“Quedaron, pues, acabados los cielos y la tierra, y todo el ejército de ellos.
Y acabó Dios en el día séptimo la obra que hizo; y reposó el día séptimo de toda la obra que hizo”. Génesis 2:1, 2
PIÉNSALO. DIOS podría haber establecido una semana de seis días, ¿no? ¿Y por qué no? En un huerto perfecto, nadie se cansa realmente, así que, ¿quién necesita descanso? O el Creador podría haber elegido una celebración anual de cumpleaños del mundo, como hacemos nosotros con el nuestro: “¡Celebremos una fiesta!” O podría haber elegido una fiesta mensual para conmemorar su creación. Pero está claro que hay un anhelo en el corazón del Creador que no puede posponerse un año y ni siquiera un mes. Y, por eso, por la raza humana, celebra el séptimo día como el día del don divino. ¿Por qué?

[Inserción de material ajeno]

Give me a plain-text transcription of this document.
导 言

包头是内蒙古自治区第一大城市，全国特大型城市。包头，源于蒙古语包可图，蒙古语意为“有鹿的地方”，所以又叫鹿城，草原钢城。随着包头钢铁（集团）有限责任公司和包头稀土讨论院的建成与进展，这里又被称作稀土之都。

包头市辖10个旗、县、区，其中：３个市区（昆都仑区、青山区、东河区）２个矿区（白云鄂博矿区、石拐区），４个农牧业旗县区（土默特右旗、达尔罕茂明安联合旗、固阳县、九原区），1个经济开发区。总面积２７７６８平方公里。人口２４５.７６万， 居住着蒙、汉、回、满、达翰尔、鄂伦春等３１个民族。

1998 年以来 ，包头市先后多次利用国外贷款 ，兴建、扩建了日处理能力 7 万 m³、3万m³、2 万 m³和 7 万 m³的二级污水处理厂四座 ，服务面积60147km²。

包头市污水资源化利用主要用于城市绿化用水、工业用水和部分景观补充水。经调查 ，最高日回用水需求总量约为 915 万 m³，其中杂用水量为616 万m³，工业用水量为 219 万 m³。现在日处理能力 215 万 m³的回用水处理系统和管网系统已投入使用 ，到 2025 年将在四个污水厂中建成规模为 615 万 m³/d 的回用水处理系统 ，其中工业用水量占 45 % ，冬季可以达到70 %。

Piénsalo un poco más. ¿Cuál es el don más perfecto que cualquier padre amante puede dar a su hijo? ¿No es el don del tiempo juntos sin interrupciones y sin prisas? Retrotráete a cuando eras un niño. ¿Qué es lo que más recuerdas? ¿Algún juguete que tu padre te regaló? ¿O el tiempo que tu padre te dedicó?

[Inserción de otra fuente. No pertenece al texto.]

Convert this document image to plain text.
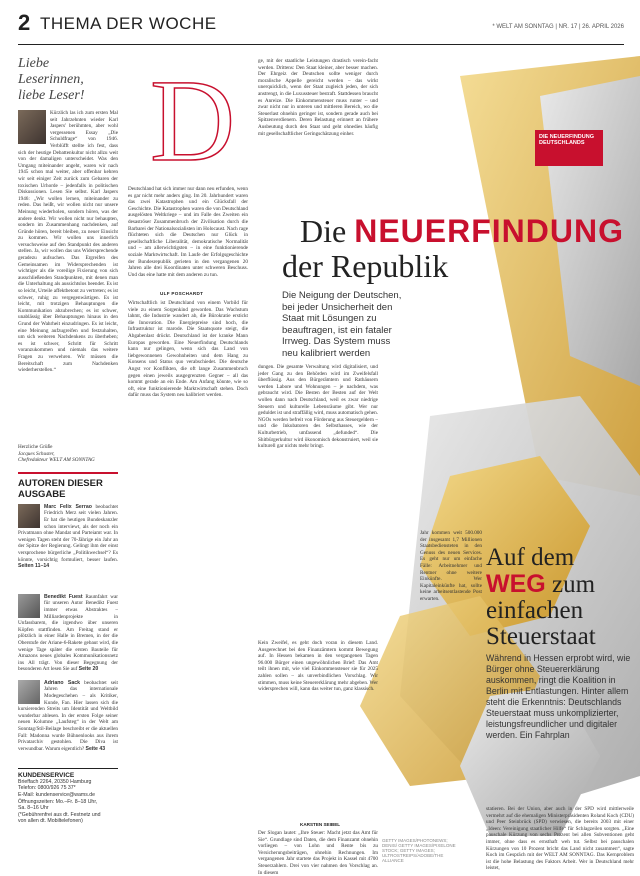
2 THEMA DER WOCHE	* WELT AM SONNTAG | NR. 17 | 26. APRIL 2026
Liebe Leserinnen, liebe Leser!
Kürzlich las ich zum ersten Mal seit Jahrzehnten wieder Karl Jaspers' berühmten, aber wohl vergessenen Essay „Die Schuldfrage“ von 1946. Verblüfft stellte ich fest, dass sich der heutige Debattenkultur nicht allzu weit von der damaligen unterscheidet. Was den Umgang miteinander angeht, waren wir nach 1945 schon mal weiter, aber offenbar kehren wir seit einiger Zeit zurück zum Gebaren der toxischen Urhorde – jedenfalls in politischen Diskussionen. Lesen Sie selbst. Karl Jaspers 1946: „Wir wollen lernen, miteinander zu reden. Das heißt, wir wollen nicht nur unsere Meinung wiederholen, sondern hören, was der andere denkt. Wir wollen nicht nur behaupten, sondern im Zusammenhang nachdenken, auf Gründe hören, bereit bleiben, zu neuer Einsicht zu kommen. Wir wollen uns innerlich versuchsweise auf den Standpunkt des anderen stellen. Ja, wir wollen das uns Widersprechende geradezu aufsuchen. Das Ergreifen des Gemeinsamen im Widersprechenden ist wichtiger als die voreilige Fixierung von sich ausschließenden Standpunkten, mit denen man die Unterhaltung als aussichtslos beendet. Es ist so leicht, Urteile affektbetont zu vertreten; es ist schwer, ruhig zu vergegenwärtigen. Es ist leicht, mit trotzigen Behauptungen die Kommunikation abzubrechen; es ist schwer, unablässig über Behauptungen hinaus in den Grund der Wahrheit einzudringen. Es ist leicht, eine Meinung aufzugreifen und festzuhalten, um sich weiteren Nachdenkens zu überheben; es ist schwer, Schritt für Schritt voranzukommen und niemals das weitere Fragen zu verwehren. Wir müssen die Bereitschaft zum Nachdenken wiederherstellen.“
Herzliche Grüße
Jacques Schuster,
Chefredakteur WELT AM SONNTAG
AUTOREN DIESER AUSGABE
Marc Felix Serrao beobachtet Friedrich Merz seit vielen Jahren. Er hat die heutigen Bundeskanzler schon interviewt, als der noch ein Privatmann ohne Mandat und Parteiamt war. In wenigen Tagen steht der 70-Jährige ein Jahr an der Spitze der Regierung. Gelingt ihm der einst versprochene bürgerliche „Politikwechsel“? Es könnte, vorsichtig formuliert, besser laufen. Seiten 11–14
Benedikt Fuest Raumfahrt war für unseren Autor Benedikt Fuest immer etwas Abstraktes – Milliardenprojekte in Unfassbarem, die irgendwo über unseren Köpfen stattfinden. Am Freitag stand er plötzlich in einer Halle in Bremen, in der die Oberstufe der Ariane-6-Rakete gebaut wird, die wenige Tage später die ersten Bauteile für Amazons neues globales Kommunikationsnetz ins All trägt. Von dieser Begegnung der besonderen Art lesen Sie auf Seite 20
Adriano Sack beobachtet seit Jahren das internationale Modegeschehen – als Kritiker, Kunde, Fan. Hier lassen sich die kursierenden Streits um Identität und Weltbild wunderbar ablesen. In der ersten Folge seiner neuen Kolumne „Laufsteg“ in der Welt am Sonntag/Stil-Beilage beschreibt er die aktuellen Fall: Madonna wurde Bühnenlooks aus ihrem Privatarchiv gestohlen. Die Diva ist verwundbar. Warum eigentlich? Seite 43
KUNDENSERVICE
Brieffach 2264, 20350 Hamburg
Telefon: 0800/926 75 37*
E-Mail: kundenservice@wams.de
Öffnungszeiten: Mo.–Fr. 8–18 Uhr,
Sa. 8–16 Uhr
(*Gebührenfrei aus dt. Festnetz und
von allen dt. Mobiltelefonen)
DIE NEUERFINDUNG DEUTSCHLANDS
D
Deutschland hat sich immer nur dann neu erfunden, wenn es gar nicht mehr anders ging. Im 20. Jahrhundert waren das zwei Katastrophen und ein Glücksfall der Geschichte. Die Katastrophen waren die von Deutschland ausgelösten Weltkriege – und im Falle des Zweiten ein desaströser Zusammenbruch der Zivilisation durch die Barbarei der Nationalsozialisten im Holocaust. Nach rage flüchteten sich die Deutschen nur Glück in gesellschaftliche Liberalität, demokratische Normalität und – am allerwichtigsten – in eine funktionierende soziale Marktwirtschaft. Im Laufe der Erfolgsgeschichte der Bundesrepublik gerieten in den vergangenen 20 Jahren alle drei Koordinaten unter schweren Beschuss. Und das eine hatte mit dem anderen zu tun.
ULF POSCHARDT
Wirtschaftlich ist Deutschland von einem Vorbild für viele zu einem Sorgenkind geworden. Das Wachstum lahmt, die Industrie wandert ab, die Bürokratie erstickt die Innovation. Die Energiepreise sind hoch, die Infrastruktur ist marode. Die Staatsquote steigt, die Abgabenlast drückt. Deutschland ist der kranke Mann Europas geworden. Eine Neuerfindung Deutschlands kann nur gelingen, wenn sich das Land von liebgewonnenen Gewohnheiten und dem Hang zu Konsens und Status quo verabschiedet. Die deutsche Angst vor Konflikten, die oft lange Zusammenbruch gegen einen jeweils ausgegrenzten Gegner – all das kommt gerade an ein Ende. Am Anfang könnte, wie so oft, eine funktionierende Marktwirtschaft stehen. Doch dafür muss das System neu kalibriert werden.
ge, mit der staatliche Leistungen drastisch verein-facht werden. Drittens: Den Staat kleiner, aber besser machen. Der Ehrgeiz der Deutschen sollte weniger durch moralische Appelle gereicht werden – das wirkt unerquicklich, wenn der Staat zugleich jeden, der sich anstrengt, in die Luxussteuer bestraft. Stattdessen braucht es Anreize. Die Einkommensteuer muss runter – und zwar nicht nur in unteren und mittleren Bereich, wo die Steuerlast ohnehin geringer ist, sondern gerade auch bei Spitzenverdienern. Deren Belastung erinnert an frühere Ausbeutung durch den Staat und geht ohnedies häufig mit gesellschaftlicher Geringschätzung einher.
Die NEUERFINDUNG
der Republik
Die Neigung der Deutschen, bei jeder Unsicherheit den Staat mit Lösungen zu beauftragen, ist ein fataler Irrweg. Das System muss neu kalibriert werden
dungen. Die gesamte Verwaltung wird digitalisiert, und jeder Gang zu den Behörden wird im Zweifelsfall überflüssig. Aus den Bürgerämtern und Rathäusern werden Labore und Wohnungen – je nachdem, was gebraucht wird. Die Besten der Besten auf der Welt wollen dann nach Deutschland, weil es zwar niedrige Steuern und kulturelle Lebensräume gibt. Wer nur geduldet ist und straffällig wird, muss automatisch gehen. NGOs werden befreit von Förderung aus Steuergeldern – und die Inkubatoren des Selbsthasses, wie der Kulturbetrieb, umfassend „defunded“. Die Shitbürgerkultur wird ökonomisch dekonstruiert, weil sie kulturell gar nichts mehr bringt.
Jahr kommen weit 500.000 der insgesamt 1,7 Millionen Staatsbediensteten in den Genuss des neuen Services. Es geht nur um einfache Fälle: Arbeitnehmer und Rentner ohne weitere Einkünfte. Wer Kapitaleinkünfte hat, sollte keine arbeitsentlastende Post erwarten.
Kein Zweifel, es geht doch voran in diesem Land. Ausgerechnet bei den Finanzämtern kommt Bewegung auf. In Hessen bekamen in den vergangenen Tagen 96.000 Bürger einen ungewöhnlichen Brief: Das Amt teilt ihnen mit, wie viel Einkommensteuer sie für 2025 zahlen sollen – als unverbindlichen Vorschlag. Wir stimmen, muss keine Steuererklärung mehr abgeben. Wer widersprechen will, kann das weiter tun, ganz klassisch.
KARSTEN SEIBEL
Der Slogan lautet: „Ihre Steuer: Macht jetzt das Amt für Sie“. Grundlage sind Daten, die dem Finanzamt ohnehin vorliegen – von Lohn und Rente bis zu Versicherungsbeiträgen, ohnehin Rechnungen. Im vergangenen Jahr startete das Projekt in Kassel mit 4700 Steuerzahlern. Drei von vier nahmen den Vorschlag an. In diesem
GETTY IMAGES/PHOTONEWS; DENIS/ GETTY IMAGES/PIXELONE STOCK; GETTY IMAGES; ULTROSTREIPS/ADOBE/THE ALLIANCE
Auf dem
WEG zum
einfachen
Steuerstaat
Während in Hessen erprobt wird, wie Bürger ohne Steuererklärung auskommen, ringt die Koalition in Berlin mit Entlastungen. Hinter allem steht die Erkenntnis: Deutschlands Steuerstaat muss unkomplizierter, leistungsfreundlicher und digitaler werden. Ein Fahrplan
statieren. Bei der Union, aber auch in der SPD wird mittlerweile vermehrt auf die ehemaligen Ministerpräsidenten Roland Koch (CDU) und Peer Steinbrück (SPD) verwiesen, die bereits 2003 mit einer „Ideen: Vereinigung staatlicher Hilfe“ für Schlagzeilen sorgten. „Eine pauschale Kürzung von sechs Prozent bei allen Subventionen geht immer, ohne dass es ernsthaft weh tut. Selbst bei pauschalen Kürzungen von 10 Prozent bricht das Land nicht zusammen“, sagte Koch im Gespräch mit der WELT AM SONNTAG. Das Kernproblem ist die hohe Belastung des Faktors Arbeit. Wer in Deutschland mehr leistet,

Mi padre era predicador. Y cuando vivíamos en la costa occidental de Japón, al pie de los Alpes Japoneses, estaba iniciando una iglesia en una gran ciudad en la que apenas había cristianos. Eso significaba que estaba ocupado día y noche. Pero una noche vino a casa y anunció a la familia que había estado sopesando el asunto y que, en lo sucesivo, iba a tomarse libre cada martes. Dado que estudiábamos en el propio hogar, eso quería decir que los martes de primavera, verano y otoño metíamos la comida en una cesta para comer al aire libre y nos dirigíamos a la playa, hacíamos una excursión en bicicleta o visitábamos un museo. Pero en invierno quería decir que cada martes nos levantábamos temprano, metíamos la comida en una cesta, íbamos en automóvil y en tren a los Alpes y pasábamos un día estupendo esquiando todos juntos. Ahora que mi padre ya ha fallecido, miro atrás con añoranza a través de los años que han pasado y me doy cuenta de que a sus chiquillos nos dio el mejor don de todos. No nos dio dinero; no tenía mucho. No nos dio juguetes: éramos bastante pobres. Nos dio algo aún mejor: el don del tiempo con él sin interrupciones y sin prisas. Precisamente el mismo don que nuestro Padre creador nos da a ti y a mí: veinticuatro horas de tiempo con él sin interrupciones y sin prisas cada séptimo día.
Lo que me deja con dos preguntas: ¿Por qué querría alguien alguna vez librarse del sábado? Y, ¿por qué íbamos a querer alguna vez que terminara el sábado?